In april, mei en juni 2021 overleden minder mensen aan COVID-19 (corona) dan in de maanden daarvoor. Van het begin van de coronapandemie in maart 2020 tot en met juni 2021 stierven in totaal 31 384 mensen aan deze ziekte. In het tweede kwartaal kreeg 16 procent van de aan COVID-19 overleden mensen Wlz-zorg, een kwartaal eerder was dat nog 51 procent. Dit meldt het CBS op basis van de voorlopige cijfers tot en met juni 2021 over doodsoorzaken.
De COVID-19-sterfte is vanaf februari 2021 afgenomen. In april overleden 1 397 mensen aan vermoedelijke of vastgestelde COVID-19, in mei 935 en in juni 248.
De cijfers over doodsoorzaken zijn gebaseerd op de doodsoorzaakverklaringen van een arts, die het CBS ontvangt van de gemeente waar iemand is overleden. Het CBS publiceert gegevens wanneer meer dan 95 procent van de doodsoorzakenverklaringen, over de periode waarover gepubliceerd wordt, ontvangen en verwerkt is. De cijfers in dit bericht zijn gebaseerd op 97,4 procent van alle doodsoorzakenverklaringen in april 2021, 96,7 procent in mei en 96,0 procent in juni. Het CBS publiceert ook wekelijks over het aantal overledenen, gebaseerd op sterfteberichten die het CBS maandelijks van gemeenten krijgt. Die sterfteberichten bevatten geen informatie over de doodsoorzaken.
Minder Wlz-gebruikers overleden aan COVID-19
In het tweede kwartaal van 2021 overleden 424 gebruikers van langdurige zorg vanuit de Wet langdurige zorg (Wlz) aan COVID-19. Dat waren er 4 025 minder dan in het eerste kwartaal. Van de 31 384 mensen die sinds maart 2020 zijn gestorven aan vastgestelde of vermoedelijke COVID-19 ontving 53 procent (16 550 mensen) zorg vanuit de Wlz, zoals zorg in een verpleeghuis. Sinds de tweede helft van februari 2021 neemt dit aandeel af: in het eerste kwartaal was dit 51 procent, in het tweede kwartaal nog 16 procent.

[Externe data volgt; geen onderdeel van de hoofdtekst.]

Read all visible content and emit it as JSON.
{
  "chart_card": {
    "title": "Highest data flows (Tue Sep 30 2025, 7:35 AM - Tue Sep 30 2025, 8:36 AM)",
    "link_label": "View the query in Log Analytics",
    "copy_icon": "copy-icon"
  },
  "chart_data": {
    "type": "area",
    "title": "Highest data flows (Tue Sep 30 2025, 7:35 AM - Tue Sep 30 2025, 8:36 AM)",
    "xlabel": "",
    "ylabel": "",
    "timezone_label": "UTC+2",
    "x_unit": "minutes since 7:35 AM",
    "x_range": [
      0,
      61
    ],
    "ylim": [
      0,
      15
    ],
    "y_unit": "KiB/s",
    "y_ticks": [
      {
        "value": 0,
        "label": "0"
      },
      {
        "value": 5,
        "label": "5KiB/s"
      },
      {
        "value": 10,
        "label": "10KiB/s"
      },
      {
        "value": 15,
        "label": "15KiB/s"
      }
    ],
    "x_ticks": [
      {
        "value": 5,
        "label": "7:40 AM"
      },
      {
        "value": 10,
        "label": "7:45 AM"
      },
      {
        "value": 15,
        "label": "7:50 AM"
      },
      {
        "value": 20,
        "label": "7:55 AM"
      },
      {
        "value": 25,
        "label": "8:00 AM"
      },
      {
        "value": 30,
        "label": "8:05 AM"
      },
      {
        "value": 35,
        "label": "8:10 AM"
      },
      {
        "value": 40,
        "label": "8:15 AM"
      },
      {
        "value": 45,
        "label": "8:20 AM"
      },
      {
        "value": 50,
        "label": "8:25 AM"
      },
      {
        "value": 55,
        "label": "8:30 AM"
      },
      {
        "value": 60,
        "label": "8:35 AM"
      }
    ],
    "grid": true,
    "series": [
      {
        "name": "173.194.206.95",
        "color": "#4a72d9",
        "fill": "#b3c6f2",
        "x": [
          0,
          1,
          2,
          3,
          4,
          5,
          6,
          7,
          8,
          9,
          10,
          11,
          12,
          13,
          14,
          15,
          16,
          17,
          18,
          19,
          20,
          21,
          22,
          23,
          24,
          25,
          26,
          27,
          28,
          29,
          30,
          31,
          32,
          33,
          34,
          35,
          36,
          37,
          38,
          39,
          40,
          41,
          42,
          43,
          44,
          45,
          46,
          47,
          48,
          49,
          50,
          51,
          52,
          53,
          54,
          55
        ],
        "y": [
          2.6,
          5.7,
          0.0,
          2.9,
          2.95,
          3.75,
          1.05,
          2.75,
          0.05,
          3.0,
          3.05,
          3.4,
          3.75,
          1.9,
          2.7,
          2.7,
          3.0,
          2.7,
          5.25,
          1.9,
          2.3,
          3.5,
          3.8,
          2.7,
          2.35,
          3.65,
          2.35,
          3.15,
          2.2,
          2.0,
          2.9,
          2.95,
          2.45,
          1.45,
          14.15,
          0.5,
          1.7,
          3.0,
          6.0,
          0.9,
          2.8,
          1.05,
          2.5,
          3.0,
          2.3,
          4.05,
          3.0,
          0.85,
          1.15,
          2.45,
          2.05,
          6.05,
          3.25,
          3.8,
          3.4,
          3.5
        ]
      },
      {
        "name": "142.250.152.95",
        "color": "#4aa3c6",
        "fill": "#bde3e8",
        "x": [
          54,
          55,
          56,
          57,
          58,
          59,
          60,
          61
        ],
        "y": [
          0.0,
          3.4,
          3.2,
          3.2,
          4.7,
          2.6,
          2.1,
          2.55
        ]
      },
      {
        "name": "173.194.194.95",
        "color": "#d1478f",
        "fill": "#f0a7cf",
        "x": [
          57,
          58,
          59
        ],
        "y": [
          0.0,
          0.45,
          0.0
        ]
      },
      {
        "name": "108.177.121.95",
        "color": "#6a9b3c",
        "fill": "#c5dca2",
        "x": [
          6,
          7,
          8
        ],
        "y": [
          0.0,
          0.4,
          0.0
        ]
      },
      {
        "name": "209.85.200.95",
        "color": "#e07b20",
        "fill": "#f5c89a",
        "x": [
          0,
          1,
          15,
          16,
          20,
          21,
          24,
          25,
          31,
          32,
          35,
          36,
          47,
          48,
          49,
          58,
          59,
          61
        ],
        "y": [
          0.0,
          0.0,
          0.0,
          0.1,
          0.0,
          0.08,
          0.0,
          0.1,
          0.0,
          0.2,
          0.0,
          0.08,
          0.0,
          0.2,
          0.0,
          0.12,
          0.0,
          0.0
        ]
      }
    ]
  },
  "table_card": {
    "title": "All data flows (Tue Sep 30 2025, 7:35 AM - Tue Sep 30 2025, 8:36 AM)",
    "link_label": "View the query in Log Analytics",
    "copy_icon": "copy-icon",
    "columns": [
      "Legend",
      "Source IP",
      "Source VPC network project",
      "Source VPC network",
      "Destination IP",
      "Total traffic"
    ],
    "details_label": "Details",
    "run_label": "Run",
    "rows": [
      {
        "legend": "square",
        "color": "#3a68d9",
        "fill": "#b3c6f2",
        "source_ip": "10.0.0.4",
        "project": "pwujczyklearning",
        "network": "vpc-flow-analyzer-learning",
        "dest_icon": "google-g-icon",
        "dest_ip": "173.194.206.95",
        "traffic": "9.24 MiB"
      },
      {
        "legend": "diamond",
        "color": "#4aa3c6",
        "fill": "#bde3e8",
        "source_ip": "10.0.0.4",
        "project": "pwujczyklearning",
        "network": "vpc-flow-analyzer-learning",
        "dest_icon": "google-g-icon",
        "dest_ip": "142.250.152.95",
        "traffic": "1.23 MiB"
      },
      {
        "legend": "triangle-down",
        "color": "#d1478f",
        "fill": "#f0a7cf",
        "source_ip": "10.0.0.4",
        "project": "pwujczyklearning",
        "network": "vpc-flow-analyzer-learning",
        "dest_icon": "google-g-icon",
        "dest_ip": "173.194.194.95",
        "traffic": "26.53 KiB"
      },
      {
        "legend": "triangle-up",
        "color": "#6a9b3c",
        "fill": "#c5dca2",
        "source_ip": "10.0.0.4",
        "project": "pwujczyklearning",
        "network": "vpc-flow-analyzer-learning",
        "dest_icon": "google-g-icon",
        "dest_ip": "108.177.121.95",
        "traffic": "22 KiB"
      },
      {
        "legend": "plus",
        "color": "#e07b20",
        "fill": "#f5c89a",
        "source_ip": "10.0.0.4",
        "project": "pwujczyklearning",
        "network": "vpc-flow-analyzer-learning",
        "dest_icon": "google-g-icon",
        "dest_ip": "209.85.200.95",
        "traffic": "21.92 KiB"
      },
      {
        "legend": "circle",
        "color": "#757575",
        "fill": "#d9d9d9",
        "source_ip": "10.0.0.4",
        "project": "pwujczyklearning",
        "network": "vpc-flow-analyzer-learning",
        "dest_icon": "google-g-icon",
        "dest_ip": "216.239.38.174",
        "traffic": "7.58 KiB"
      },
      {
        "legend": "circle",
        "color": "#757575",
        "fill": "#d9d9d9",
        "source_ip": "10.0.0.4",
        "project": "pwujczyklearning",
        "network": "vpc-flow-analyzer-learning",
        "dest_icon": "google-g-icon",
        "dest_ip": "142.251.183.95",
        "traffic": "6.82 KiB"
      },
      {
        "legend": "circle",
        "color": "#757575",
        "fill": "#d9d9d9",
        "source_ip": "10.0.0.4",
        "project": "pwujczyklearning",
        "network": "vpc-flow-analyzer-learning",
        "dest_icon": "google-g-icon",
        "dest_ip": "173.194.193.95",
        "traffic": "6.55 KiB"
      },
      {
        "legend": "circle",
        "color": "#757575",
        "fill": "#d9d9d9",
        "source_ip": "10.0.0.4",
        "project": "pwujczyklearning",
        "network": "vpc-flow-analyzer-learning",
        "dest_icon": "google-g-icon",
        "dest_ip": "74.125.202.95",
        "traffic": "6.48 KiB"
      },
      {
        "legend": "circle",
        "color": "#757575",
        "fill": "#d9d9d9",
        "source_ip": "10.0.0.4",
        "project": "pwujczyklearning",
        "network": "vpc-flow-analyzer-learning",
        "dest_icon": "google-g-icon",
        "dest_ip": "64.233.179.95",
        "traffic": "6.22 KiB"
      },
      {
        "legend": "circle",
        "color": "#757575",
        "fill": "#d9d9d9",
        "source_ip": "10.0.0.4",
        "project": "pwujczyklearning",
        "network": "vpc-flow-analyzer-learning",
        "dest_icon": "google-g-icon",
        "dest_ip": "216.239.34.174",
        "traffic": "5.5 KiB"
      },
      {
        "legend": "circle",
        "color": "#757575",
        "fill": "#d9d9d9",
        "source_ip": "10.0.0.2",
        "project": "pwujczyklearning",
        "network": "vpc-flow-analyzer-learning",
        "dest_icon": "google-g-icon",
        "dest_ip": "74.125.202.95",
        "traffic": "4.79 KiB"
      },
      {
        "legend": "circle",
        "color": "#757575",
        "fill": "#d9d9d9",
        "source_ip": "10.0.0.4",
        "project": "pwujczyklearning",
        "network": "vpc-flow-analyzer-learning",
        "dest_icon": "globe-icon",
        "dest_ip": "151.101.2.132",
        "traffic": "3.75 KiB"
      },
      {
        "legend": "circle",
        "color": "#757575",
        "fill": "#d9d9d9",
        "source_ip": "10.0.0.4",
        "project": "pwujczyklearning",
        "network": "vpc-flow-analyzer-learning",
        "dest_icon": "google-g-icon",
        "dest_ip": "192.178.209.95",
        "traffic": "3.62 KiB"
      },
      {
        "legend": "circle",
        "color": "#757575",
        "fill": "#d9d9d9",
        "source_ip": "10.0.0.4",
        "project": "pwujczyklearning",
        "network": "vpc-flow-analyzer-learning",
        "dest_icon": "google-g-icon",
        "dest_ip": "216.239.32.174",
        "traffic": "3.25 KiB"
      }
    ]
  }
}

Met 26 procent van de sterfgevallen was COVID-19 in het eerste kwartaal nog een van de belangrijkste doodsoorzaken van Wlz-zorggebruikers. In het tweede kwartaal was dat nog 3 procent. Ook in de overige bevolking werd met 8 procent in het tweede kwartaal (15 procent in het eerste kwartaal) een kleiner deel van de sterfte veroorzaakt door COVID-19.
Daling zet door in juni
Ook op weekbasis nam het aantal sterfgevallen met COVID-19 als doodsoorzaak af. In de laatste week van juni overleden 27 mensen aan deze ziekte, dat was 1 procent van de sterfgevallen. In april overleden wekelijks nog ruim 300 mensen aan COVID-19, circa 10 procent van de sterfgevallen.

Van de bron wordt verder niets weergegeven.